Doch als Headhunter spielt man immer auch Sherlock: Man muss unauffällig herausfinden, woher jemand kommt und wohin er will, wie jemand tickt, wen genau jemand schon kennt, mit wem jemand kann und mit wem nicht. Manchmal muss man auch um die Ecke denken und über Bande spielen … Das geht nur mit viel Wissen, Erfahrung und einem großen Netzwerk von Bekannten und Informanten. KI kann das nicht. KI wirkt auf Menschen intelligent, ist es aber nicht. Ihr fehlt der gesamte Bereich der emotionalen Intelligenz. Sie ist eine Maschine! Ihr fehlt die menschliche Intuition. Eine KI wird nie ein tiefes Verständnis für die Psychologie der Entscheider in einem Unternehmen entwickeln. Sie wird nie die verborgenen Regeln der Unternehmenskultur verstehen. Vor allem wird sie nie das tiefe Vertrauen eines Geschäftspartners gewinnen können, wie es nur in einer 25-jährigen Zusammenarbeit wachsen kann. Und eine KI wird nie verstehen, dass ein Überflieger aus Florida eher nicht für einen 40-Stunden-Job nach Olpe zieht. Aber genau dieses Wissen ist für den Rekrutierungsprozess entscheidend.
Und dann kommen Sie ins Spiel?
So ist es. Ich komme dann ins Spiel, wenn es um die weltweite Besetzung ganz spezieller Positionen geht. Das kann man sich so vorstellen wie einen Spielervermittler im Fußball: Ich stelle den persönlichen Kontakt zu den besten Profis her – und wenn ich dafür spontan zum Burgeressen nach Seattle fliegen muss, um einem High Performer einen neuen Job schmackhaft zu machen.
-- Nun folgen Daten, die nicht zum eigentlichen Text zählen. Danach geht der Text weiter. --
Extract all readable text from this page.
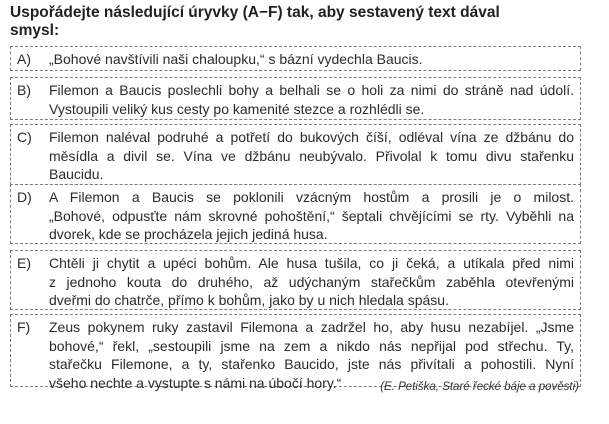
Uspořádejte následující úryvky (A−F) tak, aby sestavený text dával
smysl:

A)	„Bohové navštívili naši chaloupku,“ s bázní vydechla Baucis.
B)	Filemon a Baucis poslechli bohy a belhali se o holi za nimi do stráně nad údolí.
Vystoupili veliký kus cesty po kamenité stezce a rozhlédli se.
C)	Filemon naléval podruhé a potřetí do bukových číší, odléval vína ze džbánu do
měsídla a divil se. Vína ve džbánu neubývalo. Přivolal k tomu divu stařenku
Baucidu.
D)	A Filemon a Baucis se poklonili vzácným hostům a prosili je o milost.
„Bohové, odpusťte nám skrovné pohoštění,“ šeptali chvějícími se rty. Vyběhli na
dvorek, kde se procházela jejich jediná husa.
E)	Chtěli ji chytit a upéci bohům. Ale husa tušila, co ji čeká, a utíkala před nimi
z jednoho kouta do druhého, až udýchaným stařečkům zaběhla otevřenými
dveřmi do chatrče, přímo k bohům, jako by u nich hledala spásu.
F)	Zeus pokynem ruky zastavil Filemona a zadržel ho, aby husu nezabíjel. „Jsme
bohové,“ řekl, „sestoupili jsme na zem a nikdo nás nepřijal pod střechu. Ty,
stařečku Filemone, a ty, stařenko Baucido, jste nás přivítali a pohostili. Nyní
všeho nechte a vystupte s námi na úbočí hory.“	(E. Petiška, Staré řecké báje a pověsti)
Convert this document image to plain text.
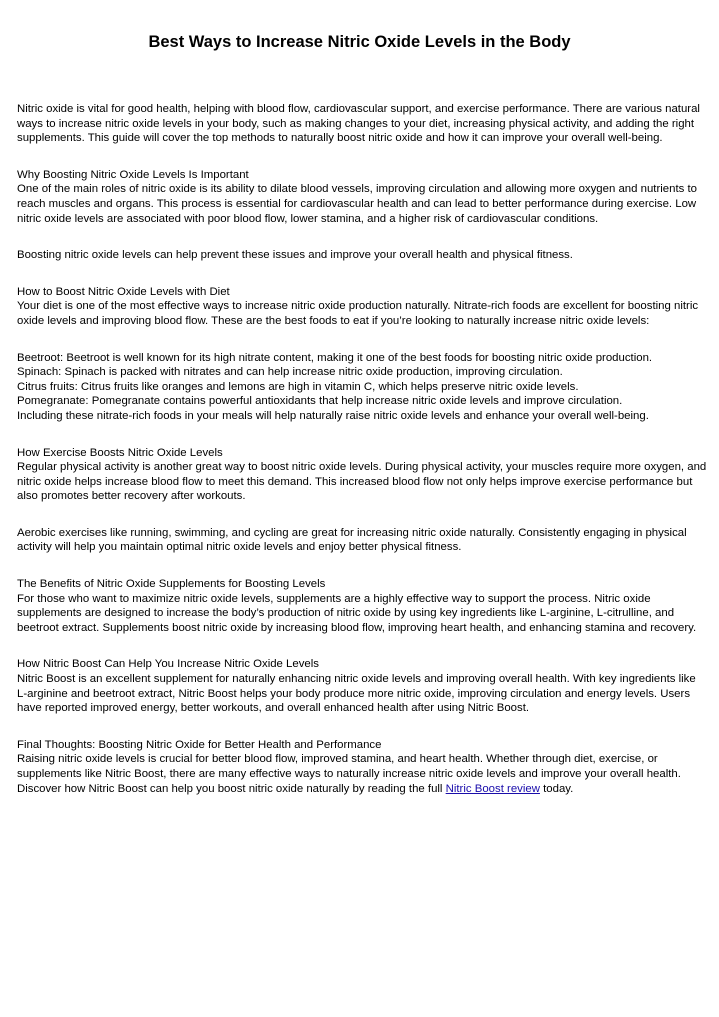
Best Ways to Increase Nitric Oxide Levels in the Body

Nitric oxide is vital for good health, helping with blood flow, cardiovascular support, and exercise performance. There are various natural ways to increase nitric oxide levels in your body, such as making changes to your diet, increasing physical activity, and adding the right supplements. This guide will cover the top methods to naturally boost nitric oxide and how it can improve your overall well-being.

Why Boosting Nitric Oxide Levels Is Important

One of the main roles of nitric oxide is its ability to dilate blood vessels, improving circulation and allowing more oxygen and nutrients to reach muscles and organs. This process is essential for cardiovascular health and can lead to better performance during exercise. Low nitric oxide levels are associated with poor blood flow, lower stamina, and a higher risk of cardiovascular conditions.

Boosting nitric oxide levels can help prevent these issues and improve your overall health and physical fitness.

How to Boost Nitric Oxide Levels with Diet

Your diet is one of the most effective ways to increase nitric oxide production naturally. Nitrate-rich foods are excellent for boosting nitric oxide levels and improving blood flow. These are the best foods to eat if you’re looking to naturally increase nitric oxide levels:

Beetroot: Beetroot is well known for its high nitrate content, making it one of the best foods for boosting nitric oxide production.

Spinach: Spinach is packed with nitrates and can help increase nitric oxide production, improving circulation.

Citrus fruits: Citrus fruits like oranges and lemons are high in vitamin C, which helps preserve nitric oxide levels.

Pomegranate: Pomegranate contains powerful antioxidants that help increase nitric oxide levels and improve circulation.

Including these nitrate-rich foods in your meals will help naturally raise nitric oxide levels and enhance your overall well-being.

How Exercise Boosts Nitric Oxide Levels

Regular physical activity is another great way to boost nitric oxide levels. During physical activity, your muscles require more oxygen, and nitric oxide helps increase blood flow to meet this demand. This increased blood flow not only helps improve exercise performance but also promotes better recovery after workouts.

Aerobic exercises like running, swimming, and cycling are great for increasing nitric oxide naturally. Consistently engaging in physical activity will help you maintain optimal nitric oxide levels and enjoy better physical fitness.

The Benefits of Nitric Oxide Supplements for Boosting Levels

For those who want to maximize nitric oxide levels, supplements are a highly effective way to support the process. Nitric oxide supplements are designed to increase the body’s production of nitric oxide by using key ingredients like L-arginine, L-citrulline, and beetroot extract. Supplements boost nitric oxide by increasing blood flow, improving heart health, and enhancing stamina and recovery.

How Nitric Boost Can Help You Increase Nitric Oxide Levels

Nitric Boost is an excellent supplement for naturally enhancing nitric oxide levels and improving overall health. With key ingredients like L-arginine and beetroot extract, Nitric Boost helps your body produce more nitric oxide, improving circulation and energy levels. Users have reported improved energy, better workouts, and overall enhanced health after using Nitric Boost.

Final Thoughts: Boosting Nitric Oxide for Better Health and Performance

Raising nitric oxide levels is crucial for better blood flow, improved stamina, and heart health. Whether through diet, exercise, or supplements like Nitric Boost, there are many effective ways to naturally increase nitric oxide levels and improve your overall health. Discover how Nitric Boost can help you boost nitric oxide naturally by reading the full Nitric Boost review today.
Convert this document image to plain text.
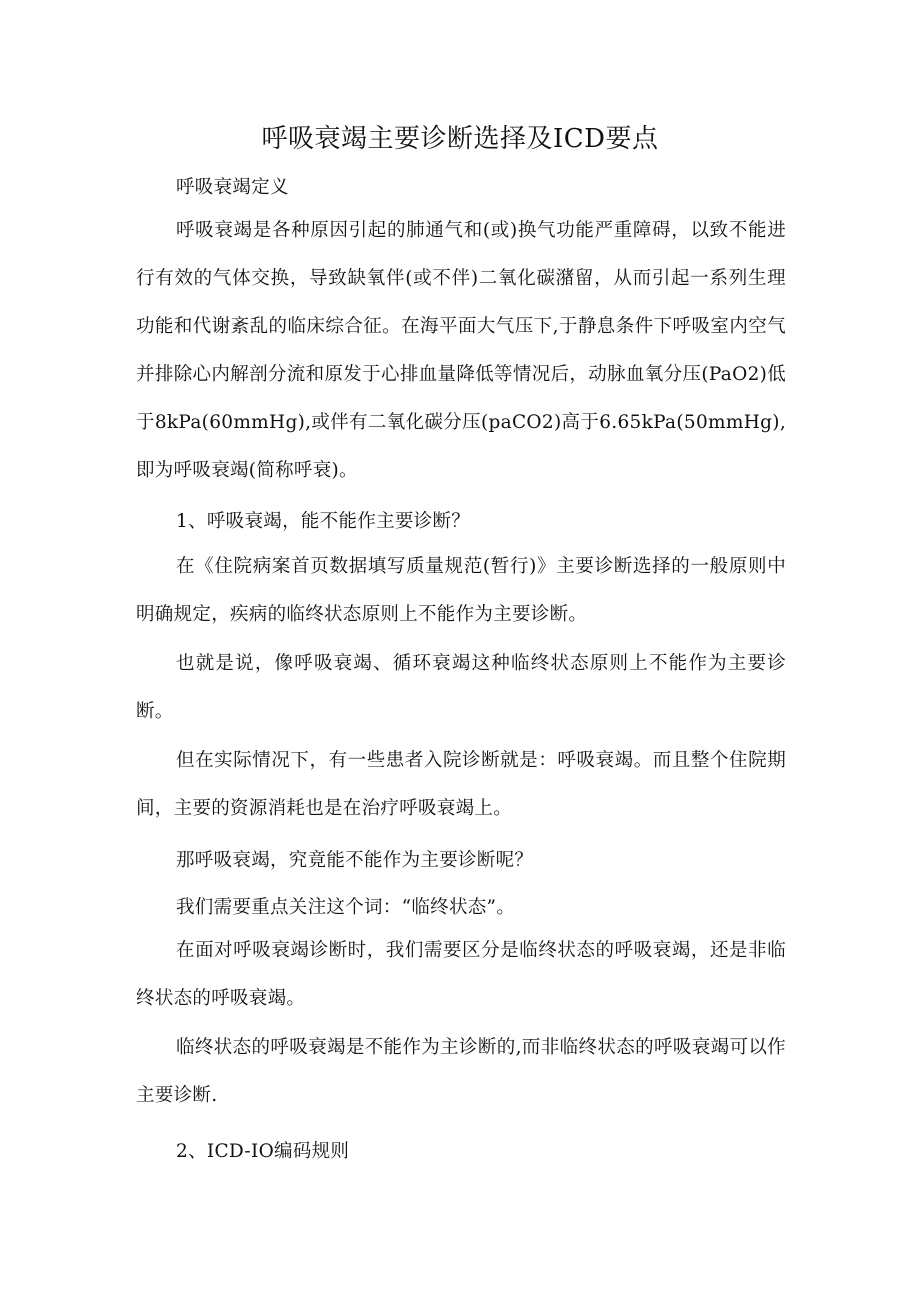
呼吸衰竭主要诊断选择及ICD要点
呼吸衰竭定义
呼吸衰竭是各种原因引起的肺通气和(或)换气功能严重障碍，以致不能进行有效的气体交换，导致缺氧伴(或不伴)二氧化碳潴留，从而引起一系列生理功能和代谢紊乱的临床综合征。在海平面大气压下,于静息条件下呼吸室内空气并排除心内解剖分流和原发于心排血量降低等情况后，动脉血氧分压(PaO2)低于8kPa(60mmHg),或伴有二氧化碳分压(paCO2)高于6.65kPa(50mmHg),即为呼吸衰竭(简称呼衰)。
1、呼吸衰竭，能不能作主要诊断？
在《住院病案首页数据填写质量规范(暂行)》主要诊断选择的一般原则中明确规定，疾病的临终状态原则上不能作为主要诊断。
也就是说，像呼吸衰竭、循环衰竭这种临终状态原则上不能作为主要诊断。
但在实际情况下，有一些患者入院诊断就是：呼吸衰竭。而且整个住院期间，主要的资源消耗也是在治疗呼吸衰竭上。
那呼吸衰竭，究竟能不能作为主要诊断呢？
我们需要重点关注这个词：“临终状态”。
在面对呼吸衰竭诊断时，我们需要区分是临终状态的呼吸衰竭，还是非临终状态的呼吸衰竭。
临终状态的呼吸衰竭是不能作为主诊断的,而非临终状态的呼吸衰竭可以作主要诊断.
2、ICD-IO编码规则
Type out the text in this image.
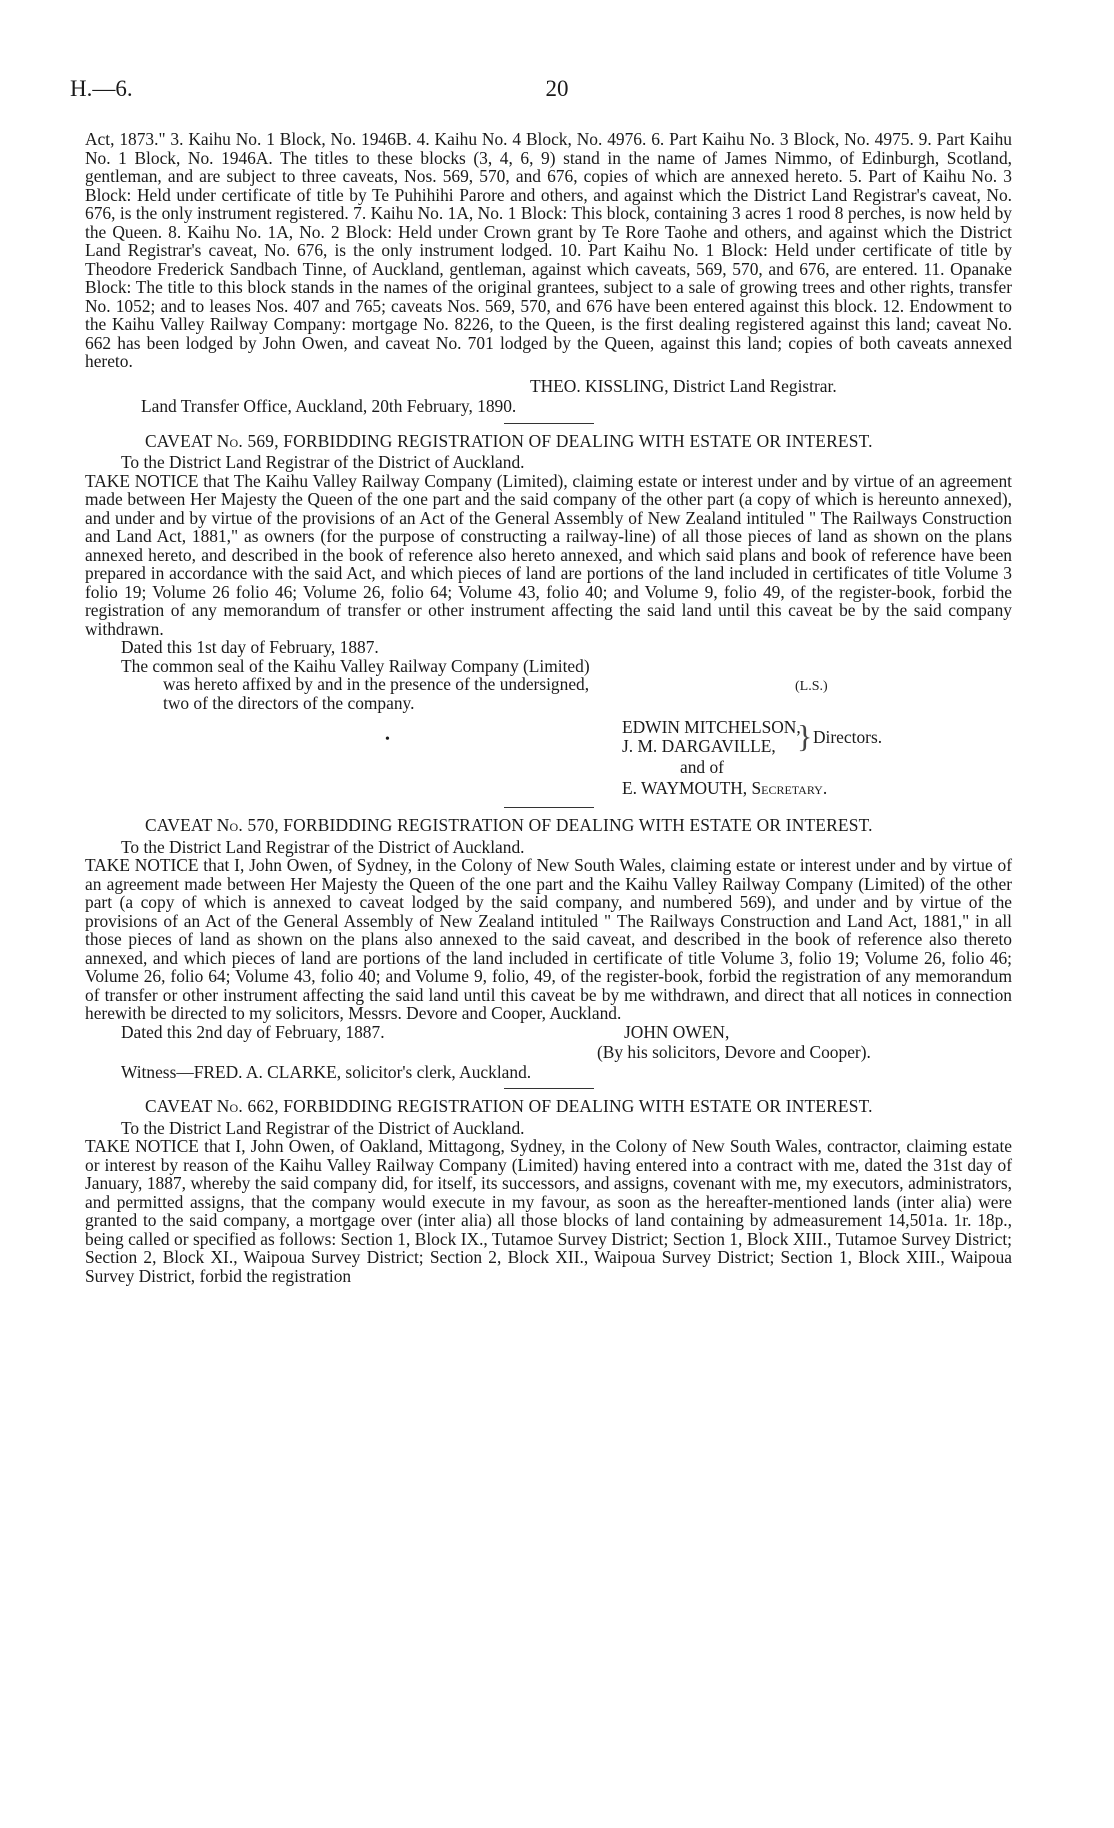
H.—6.	20

Act, 1873." 3. Kaihu No. 1 Block, No. 1946B. 4. Kaihu No. 4 Block, No. 4976. 6. Part Kaihu No. 3 Block, No. 4975. 9. Part Kaihu No. 1 Block, No. 1946A. The titles to these blocks (3, 4, 6, 9) stand in the name of James Nimmo, of Edinburgh, Scotland, gentleman, and are subject to three caveats, Nos. 569, 570, and 676, copies of which are annexed hereto. 5. Part of Kaihu No. 3 Block: Held under certificate of title by Te Puhihihi Parore and others, and against which the District Land Registrar's caveat, No. 676, is the only instrument registered. 7. Kaihu No. 1A, No. 1 Block: This block, containing 3 acres 1 rood 8 perches, is now held by the Queen. 8. Kaihu No. 1A, No. 2 Block: Held under Crown grant by Te Rore Taohe and others, and against which the District Land Registrar's caveat, No. 676, is the only instrument lodged. 10. Part Kaihu No. 1 Block: Held under certificate of title by Theodore Frederick Sandbach Tinne, of Auckland, gentleman, against which caveats, 569, 570, and 676, are entered. 11. Opanake Block: The title to this block stands in the names of the original grantees, subject to a sale of growing trees and other rights, transfer No. 1052; and to leases Nos. 407 and 765; caveats Nos. 569, 570, and 676 have been entered against this block. 12. Endowment to the Kaihu Valley Railway Company: mortgage No. 8226, to the Queen, is the first dealing registered against this land; caveat No. 662 has been lodged by John Owen, and caveat No. 701 lodged by the Queen, against this land; copies of both caveats annexed hereto.

THEO. KISSLING, District Land Registrar.

Land Transfer Office, Auckland, 20th February, 1890.

CAVEAT No. 569, FORBIDDING REGISTRATION OF DEALING WITH ESTATE OR INTEREST.

To the District Land Registrar of the District of Auckland.

TAKE NOTICE that The Kaihu Valley Railway Company (Limited), claiming estate or interest under and by virtue of an agreement made between Her Majesty the Queen of the one part and the said company of the other part (a copy of which is hereunto annexed), and under and by virtue of the provisions of an Act of the General Assembly of New Zealand intituled " The Railways Construction and Land Act, 1881," as owners (for the purpose of constructing a railway-line) of all those pieces of land as shown on the plans annexed hereto, and described in the book of reference also hereto annexed, and which said plans and book of reference have been prepared in accordance with the said Act, and which pieces of land are portions of the land included in certificates of title Volume 3 folio 19; Volume 26 folio 46; Volume 26, folio 64; Volume 43, folio 40; and Volume 9, folio 49, of the register-book, forbid the registration of any memorandum of transfer or other instrument affecting the said land until this caveat be by the said company withdrawn.

Dated this 1st day of February, 1887.

The common seal of the Kaihu Valley Railway Company (Limited)
was hereto affixed by and in the presence of the undersigned,
two of the directors of the company.
(L.S.)
•
EDWIN MITCHELSON,
J. M. DARGAVILLE, } Directors.
and of
E. WAYMOUTH, Secretary.

CAVEAT No. 570, FORBIDDING REGISTRATION OF DEALING WITH ESTATE OR INTEREST.

To the District Land Registrar of the District of Auckland.

TAKE NOTICE that I, John Owen, of Sydney, in the Colony of New South Wales, claiming estate or interest under and by virtue of an agreement made between Her Majesty the Queen of the one part and the Kaihu Valley Railway Company (Limited) of the other part (a copy of which is annexed to caveat lodged by the said company, and numbered 569), and under and by virtue of the provisions of an Act of the General Assembly of New Zealand intituled " The Railways Construction and Land Act, 1881," in all those pieces of land as shown on the plans also annexed to the said caveat, and described in the book of reference also thereto annexed, and which pieces of land are portions of the land included in certificate of title Volume 3, folio 19; Volume 26, folio 46; Volume 26, folio 64; Volume 43, folio 40; and Volume 9, folio, 49, of the register-book, forbid the registration of any memorandum of transfer or other instrument affecting the said land until this caveat be by me withdrawn, and direct that all notices in connection herewith be directed to my solicitors, Messrs. Devore and Cooper, Auckland.

Dated this 2nd day of February, 1887.	JOHN OWEN,
(By his solicitors, Devore and Cooper).

Witness—FRED. A. CLARKE, solicitor's clerk, Auckland.

CAVEAT No. 662, FORBIDDING REGISTRATION OF DEALING WITH ESTATE OR INTEREST.

To the District Land Registrar of the District of Auckland.

TAKE NOTICE that I, John Owen, of Oakland, Mittagong, Sydney, in the Colony of New South Wales, contractor, claiming estate or interest by reason of the Kaihu Valley Railway Company (Limited) having entered into a contract with me, dated the 31st day of January, 1887, whereby the said company did, for itself, its successors, and assigns, covenant with me, my executors, administrators, and permitted assigns, that the company would execute in my favour, as soon as the hereafter-mentioned lands (inter alia) were granted to the said company, a mortgage over (inter alia) all those blocks of land containing by admeasurement 14,501a. 1r. 18p., being called or specified as follows: Section 1, Block IX., Tutamoe Survey District; Section 1, Block XIII., Tutamoe Survey District; Section 2, Block XI., Waipoua Survey District; Section 2, Block XII., Waipoua Survey District; Section 1, Block XIII., Waipoua Survey District, forbid the registration
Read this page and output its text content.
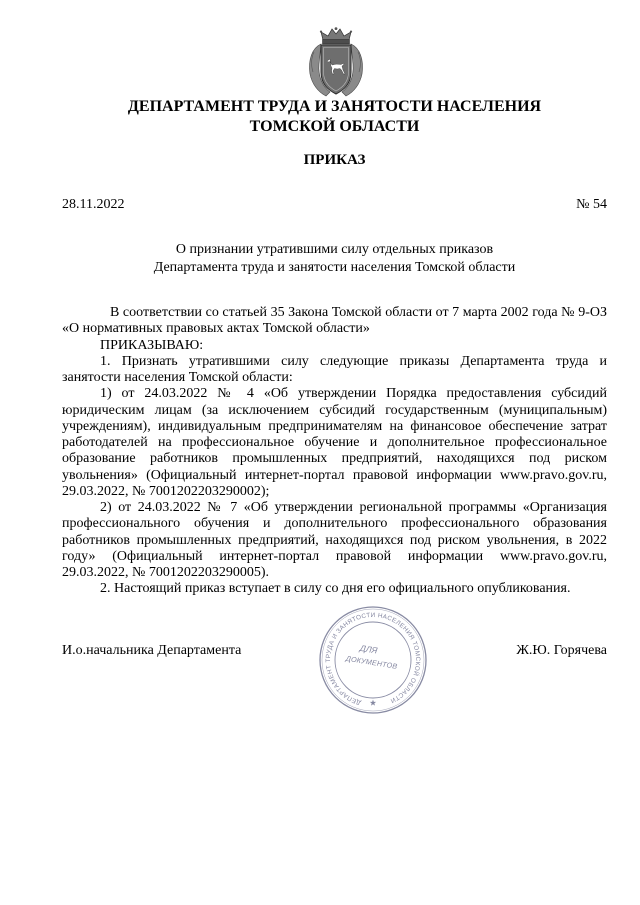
ДЕПАРТАМЕНТ ТРУДА И ЗАНЯТОСТИ НАСЕЛЕНИЯ
ТОМСКОЙ ОБЛАСТИ
ПРИКАЗ
28.11.2022	№ 54
О признании утратившими силу отдельных приказов
Департамента труда и занятости населения Томской области

В соответствии со статьей 35 Закона Томской области от 7 марта 2002 года № 9-ОЗ «О нормативных правовых актах Томской области»

ПРИКАЗЫВАЮ:

1. Признать утратившими силу следующие приказы Департамента труда и занятости населения Томской области:

1) от 24.03.2022 № 4 «Об утверждении Порядка предоставления субсидий юридическим лицам (за исключением субсидий государственным (муниципальным) учреждениям), индивидуальным предпринимателям на финансовое обеспечение затрат работодателей на профессиональное обучение и дополнительное профессиональное образование работников промышленных предприятий, находящихся под риском увольнения» (Официальный интернет-портал правовой информации www.pravo.gov.ru, 29.03.2022, № 7001202203290002);

2) от 24.03.2022 № 7 «Об утверждении региональной программы «Организация профессионального обучения и дополнительного профессионального образования работников промышленных предприятий, находящихся под риском увольнения, в 2022 году» (Официальный интернет-портал правовой информации www.pravo.gov.ru, 29.03.2022, № 7001202203290005).

2. Настоящий приказ вступает в силу со дня его официального опубликования.

И.о.начальника Департамента	Ж.Ю. Горячева
ДЕПАРТАМЕНТ ТРУДА И ЗАНЯТОСТИ НАСЕЛЕНИЯ ТОМСКОЙ ОБЛАСТИ
ДЛЯ
ДОКУМЕНТОВ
Anders als im Fußball habe ich zusätzlich Arbeit mit dem Arbeitgeber. Manche hängen mental noch in einer glorreichen Vergangenheit fest, in der es genügte, eine auf Hochglanz polierte »Employer Brand« vor sich herzutragen. Das interessiert die Top-Kandidaten heute nur noch am Rande …
Wenn nicht die Arbeitgebermarke – was interessiert Kandidaten stattdessen?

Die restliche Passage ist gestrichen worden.